Invece, nella canicola parigina, l’azzurro ha ritrovato se stesso, superando l’ostico olandese Tallon Griekspoor, numero 33 del mondo e testa di serie numero 29 del tabellone, con il punteggio di 6-7, 6-3, 7-6, 6-3. Un primo set quasi regalato all’avversario, complice un paio di doppi falli pesanti nel tie-break, e un terzo parziale recuperato miracolosamente (quando sotto 2-6 nel nuovo tie-break) raccontano la natura "alla Arnaldi" di questo successo, un trionfo costruito più con il cuore e i polmoni che con la pura tecnica.
L’effetto Cagliari e la rivincita con Tsitsipas
A innescare la svolta ci ha pensato il Challenger di Cagliari, dove Arnaldi aveva ritrovato la via della vittoria, e le ottime prestazioni agli Internazionali Bnl d’Italia contro avversari di caratura superiore. "La bagarre mi esalta", ha spiegato il giocatore in conferenza stampa, sottolineando come la lunghezza dello scambio e la sofferenza fisica siano il carburante per il suo tennis. Lui stesso lo ammette: sono queste le partite che preferisce, quelle sporche, dove bisogna sudare punto su punto.
E questa durezza mentale gli servirà al secondo turno, dove troverà un vecchio "conoscente" come Stefanos Tsitsipas. Il greco – un nobile decaduto del circuito, sprofondato al 79esimo posto del ranking dopo essere stato numero 3 del mondo – lo aspetta per una rivincita personale. Già due anni fa, sempre al Roland Garros, i due si erano incrociati, con Tsitsipas capace di rimontare un set di svantaggio e vincere in quattro parziali.

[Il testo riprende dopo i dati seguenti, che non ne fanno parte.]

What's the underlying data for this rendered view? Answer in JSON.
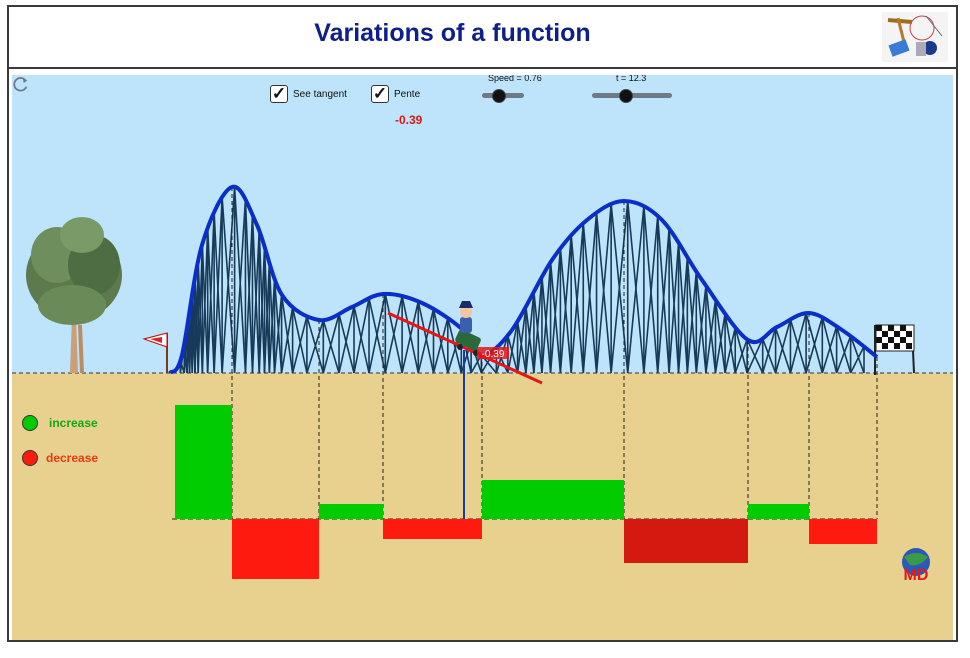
{
  "header": {
    "title": "Variations of a function"
  },
  "controls": {
    "see_tangent_label": "See tangent",
    "pente_label": "Pente",
    "slope_value": "-0.39",
    "speed_label": "Speed = 0.76",
    "speed_value": 0.76,
    "t_label": "t = 12.3",
    "t_value": 12.3
  },
  "legend": {
    "increase_label": "increase",
    "decrease_label": "decrease"
  },
  "tangent_marker": {
    "label": "-0.39"
  },
  "colors": {
    "sky": "#bde4fa",
    "ground": "#e8d08e",
    "track": "#0a2ec8",
    "increase": "#00cc00",
    "decrease": "#ff1a10",
    "decrease_dark": "#d41a10",
    "tangent": "#e81515",
    "title": "#0d1f8a"
  },
  "icons": [
    "reset-icon",
    "tree-icon",
    "start-flag-icon",
    "finish-flag-icon",
    "rider-icon",
    "globe-logo-icon",
    "header-logo-icon"
  ]
}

Stavolta, forte di una condizione ritrovata e di una maggiore esperienza maturata nelle difficoltà, Arnaldi scenderà in campo con la consapevolezza di chi non ha più nulla da perdere e tutto da guadagnare.
Darderi avanza senza fronzoli, fuori la Cocciaretto
Se Arnaldi ha dovuto sudare tutte le ore a disposizione, il rientro di Luciano Darderi sulla terra rossa parigina è stato molto più lineare. Il 24enne italo-argentino, testa di serie numero 14 del torneo, ha liquidato la pratica con l’austriaco Sebastian Ofner in tre set netti, con un punteggio di 7/6, 6/2 e 6/3 in poco più di due ore e venti minuti. Un esordio solido per Darderi, che nelle scorse settimane si era spinto fino alle semifinali del Masters 1000 di Roma e che ora cerca di raggiungere per la prima volta in carriera il terzo turno in un Grande Slam.

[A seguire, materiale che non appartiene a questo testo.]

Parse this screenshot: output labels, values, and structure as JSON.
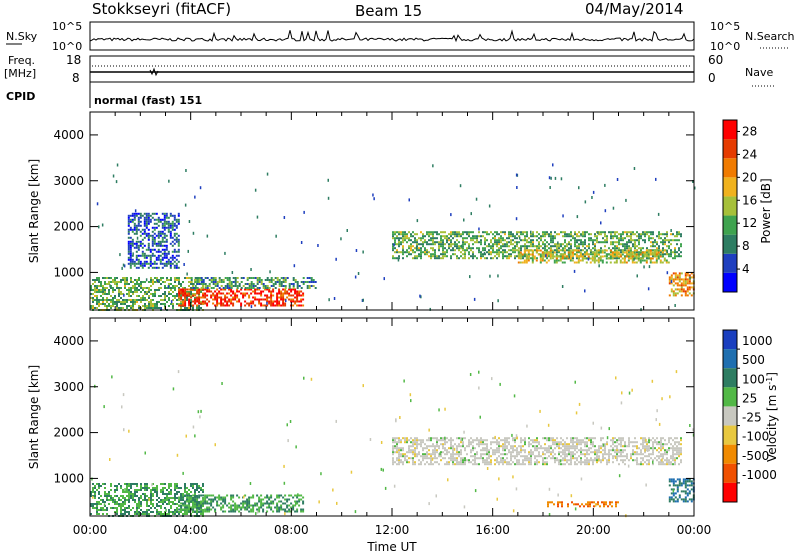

L’ostacolo successivo sarà rappresentato dall’argentino Francisco Comesana, un avversario già incrociato in passato (con esiti negativi per l’azzurro) e contro il quale servirà la massima concentrazione per continuare la corsa. Discorso completamente opposto, purtroppo, per Elisabetta Cocciaretto. La marchigiana ha salutato subito il torneo, battuta in due rapidi set (doppio 6-3) dalla russa Alina Korneeva, una giovanissima classe 2007 proveniente dalle qualificazioni.
Una partita sempre in salita per Cocciaretto, che non è mai riuscita a imporre il proprio gioco, pagando a caro prezzo i numerosi errori gratuiti (ben ventotto) e una resa al servizio troppo bassa per reggere l’urto di una rivale in palla.
Cronaca del match: il tie-break che cambia tutto
Nel dettaglio della maratona di Arnaldi, il primo set è stato un vero e proprio thriller psicologico. Dopo non aver sfruttato due palle break nel corso del parziale, l’azzurro è volato avanti 6-3 nel tie-break, a un passo dalla chiusura, salvo poi vedere l’olandese risalire e portarsi a casa la frazione per 11-9 complice un sanguinoso doppio fallo dell’italiano. Lungi dal crollare, Arnaldi ha reagito da lottatore, strappando il servizio a Griekspoor nel quinto game del secondo set e gestendo poi il vantaggio senza patemi.
Nel terzo parziale il copione si è ripetuto: sotto 2-6 nel tie-break decisivo, Arnaldi ha operato una delle rimonte più incredibili della sua carriera, infilando sei punti consecutivi che hanno spezzato la resistenza fisica e mentale dell’avversario. A quel punto, il quarto set è stato una formalità per il ligure, che ha chiuso con un altro break nel nono gioco. Una vittoria, questa, che profuma di rivalsa e che riconferma come la terra rossa di Parigi continui a essere un palcoscenico speciale per il tennis azzurro.